Waterfront seafood spot Captain Carlo’s (27 Harbor Loop, Gloucester) closed in September after over 30 years in business. “From the early days as a fish market, to picnic tables and fried clams, years of crazy late nights and live music to the pandemic it’s been a wild ride!” the restaurant posted on Facebook. Owner Rosemarie Cranston reportedly plans to spend more time with her grandchildren.
The Hingham location of White’s Bakery (98 Derby St., Hingham) closed in August; the website for the small local chain states that it was “an incredibly hard decision to make, but it was the right one for us. It was not made lightly or due to the pandemic, but because it is the best course of action for our family at this time.” The bakery had been open at the Derby Street Shops development for over 20 years. White’s Brockton and Mansfield locations remain in operation.
After over 40 years, Spadafora Slush and Ice Cream Shoppe (136 Highland Ave., Malden) closed at the end of August. “Spadafora Slush and Ice Cream started as a small convenience store on upper Highland Ave, before becoming a full service ice cream shop at our current location, bringing smiles to our customers, near and far,” the shop posted on Facebook. “We will always be thankful for our customers but also to our loyal employees. Without either, we wouldn’t have been a successful business in the Malden community. We thank you and we’ll miss seeing you at the window.”

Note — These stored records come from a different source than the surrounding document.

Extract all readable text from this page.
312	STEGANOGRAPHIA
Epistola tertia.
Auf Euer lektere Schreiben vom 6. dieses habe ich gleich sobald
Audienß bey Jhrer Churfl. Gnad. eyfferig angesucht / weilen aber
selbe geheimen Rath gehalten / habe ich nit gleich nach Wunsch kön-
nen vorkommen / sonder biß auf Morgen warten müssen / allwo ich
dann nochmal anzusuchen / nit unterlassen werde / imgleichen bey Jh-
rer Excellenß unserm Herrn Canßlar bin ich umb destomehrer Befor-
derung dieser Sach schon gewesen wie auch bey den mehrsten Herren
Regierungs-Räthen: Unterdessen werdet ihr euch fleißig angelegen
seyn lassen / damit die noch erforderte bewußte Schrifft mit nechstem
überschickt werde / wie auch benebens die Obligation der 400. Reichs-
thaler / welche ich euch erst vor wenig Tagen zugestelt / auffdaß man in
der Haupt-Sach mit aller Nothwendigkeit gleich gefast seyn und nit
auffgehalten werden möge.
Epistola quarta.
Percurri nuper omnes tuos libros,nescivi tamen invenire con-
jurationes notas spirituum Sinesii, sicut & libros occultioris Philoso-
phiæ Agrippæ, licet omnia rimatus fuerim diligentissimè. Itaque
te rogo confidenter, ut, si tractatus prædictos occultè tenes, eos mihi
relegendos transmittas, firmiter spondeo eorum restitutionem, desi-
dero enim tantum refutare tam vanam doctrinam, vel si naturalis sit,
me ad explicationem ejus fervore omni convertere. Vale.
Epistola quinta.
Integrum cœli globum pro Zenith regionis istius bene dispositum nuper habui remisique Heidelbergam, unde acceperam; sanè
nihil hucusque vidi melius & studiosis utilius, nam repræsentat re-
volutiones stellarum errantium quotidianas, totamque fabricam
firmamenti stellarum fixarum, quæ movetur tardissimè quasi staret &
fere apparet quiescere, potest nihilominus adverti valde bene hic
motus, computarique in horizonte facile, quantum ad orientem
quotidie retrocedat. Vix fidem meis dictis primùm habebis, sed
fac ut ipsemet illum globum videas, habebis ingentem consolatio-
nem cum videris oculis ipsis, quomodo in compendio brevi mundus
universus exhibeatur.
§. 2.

The Newton location of Cook (825 Washington St., Newton) is now closed. Fans of the restaurant’s miso glazed salmon, steak frites, shrimp tacos, and meatball pizza can visit the Needham location of Cook, which remains in operation. Da LaPosta Pizzeria — which was originally supposed to open in Boston’s Fort Point — will take over the Washington Street space in Newtonville in fall 2021.
Fiore’s Market (172 Revere St., Revere) is closed on August 28; the grocery store and meat market had been around for over four decades. “It has been our privilege to serve the city of Revere and watch generations of families grow up in this community,” the market’s team posted on Facebook. “Thank you to all of our customers for your support and patronage throughout the years.”

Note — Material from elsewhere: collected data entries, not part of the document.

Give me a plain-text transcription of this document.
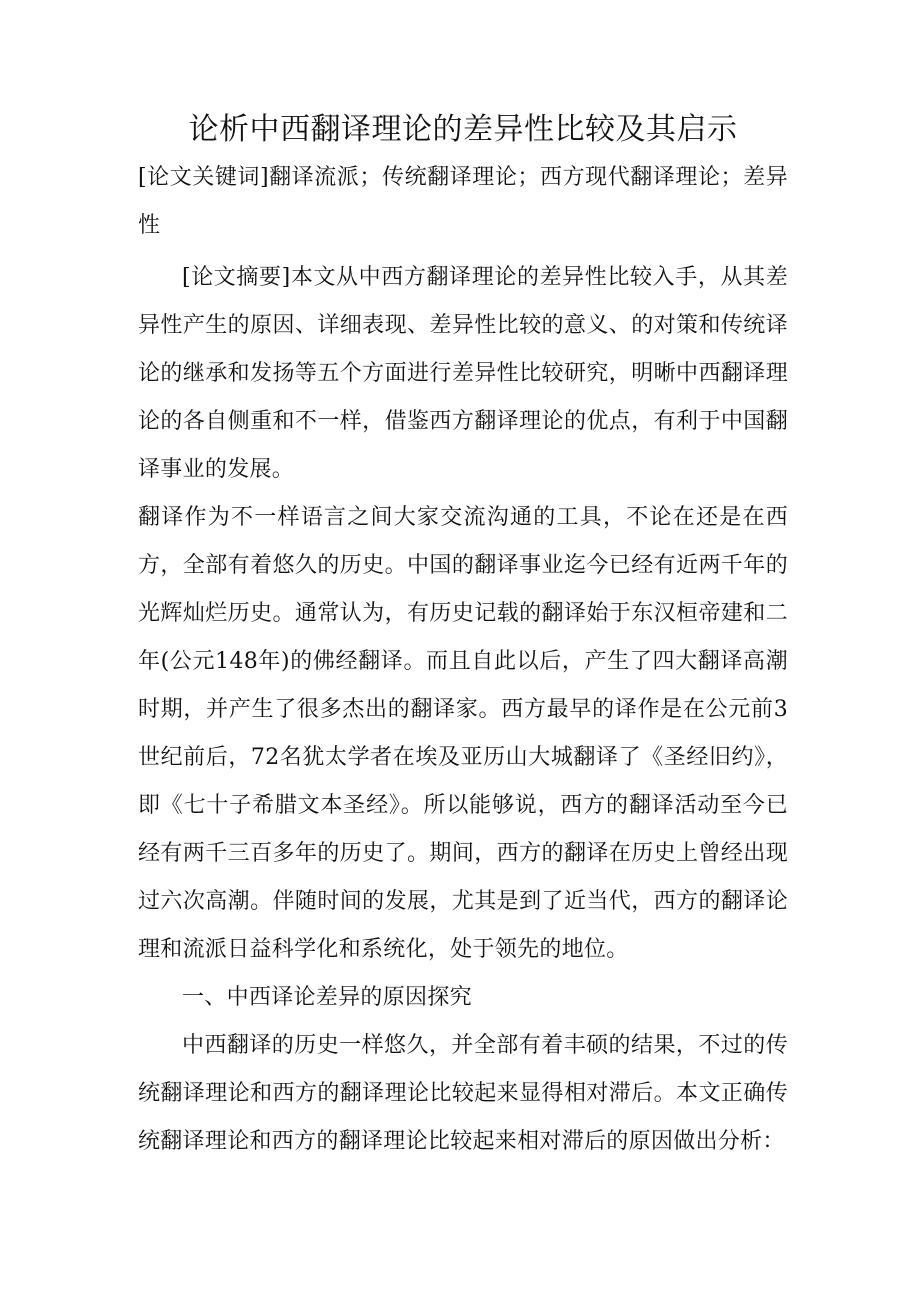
论析中西翻译理论的差异性比较及其启示

[论文关键词]翻译流派；传统翻译理论；西方现代翻译理论；差异性

[论文摘要]本文从中西方翻译理论的差异性比较入手，从其差异性产生的原因、详细表现、差异性比较的意义、的对策和传统译论的继承和发扬等五个方面进行差异性比较研究，明晰中西翻译理论的各自侧重和不一样，借鉴西方翻译理论的优点，有利于中国翻译事业的发展。

翻译作为不一样语言之间大家交流沟通的工具，不论在还是在西方，全部有着悠久的历史。中国的翻译事业迄今已经有近两千年的光辉灿烂历史。通常认为，有历史记载的翻译始于东汉桓帝建和二年(公元148年)的佛经翻译。而且自此以后，产生了四大翻译高潮时期，并产生了很多杰出的翻译家。西方最早的译作是在公元前3世纪前后，72名犹太学者在埃及亚历山大城翻译了《圣经旧约》，即《七十子希腊文本圣经》。所以能够说，西方的翻译活动至今已经有两千三百多年的历史了。期间，西方的翻译在历史上曾经出现过六次高潮。伴随时间的发展，尤其是到了近当代，西方的翻译论理和流派日益科学化和系统化，处于领先的地位。

一、中西译论差异的原因探究

中西翻译的历史一样悠久，并全部有着丰硕的结果，不过的传统翻译理论和西方的翻译理论比较起来显得相对滞后。本文正确传统翻译理论和西方的翻译理论比较起来相对滞后的原因做出分析：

Finesse Pastries (594 Somerville Ave., Somerville) has closed its Somerville storefront as well as its Boston one; see full details in the downtown Boston section above. In summary: The storefronts are closed, but Finesse will still exist in other ways, such as baking classes. Watch social media for updates.
Also in Somerville, La Cucina (400 Asembly Row, Somerville) closed in late summer, citing “unforeseen circumstances” on its Instagram account, which notes that the closure is permanent. When the Italian restaurant opened in early 2019 at Assembly Row, Jeff Malloy was at the helm — Malloy had previously been behind the popular North End restaurant Carmen, which closed in 2016, so La Cucina got some early buzz as sort of a rebirth of Carmen. (In fact, Malloy at first intended for his Assembly Row restaurant to be more of a direct sequel to Carmen but ended up going in a different direction.) Malloy quietly left La Cucina in summer 2019 and ended up opening Pazzo Pizzo Co. in Andover, which remains in operation.
Russo’s (560 Pleasant St., Watertown), the beloved grocery store that had been open for over a century, closed on September 18 as owner Tony Russo is retiring after working for the family business for an astounding 70+ years.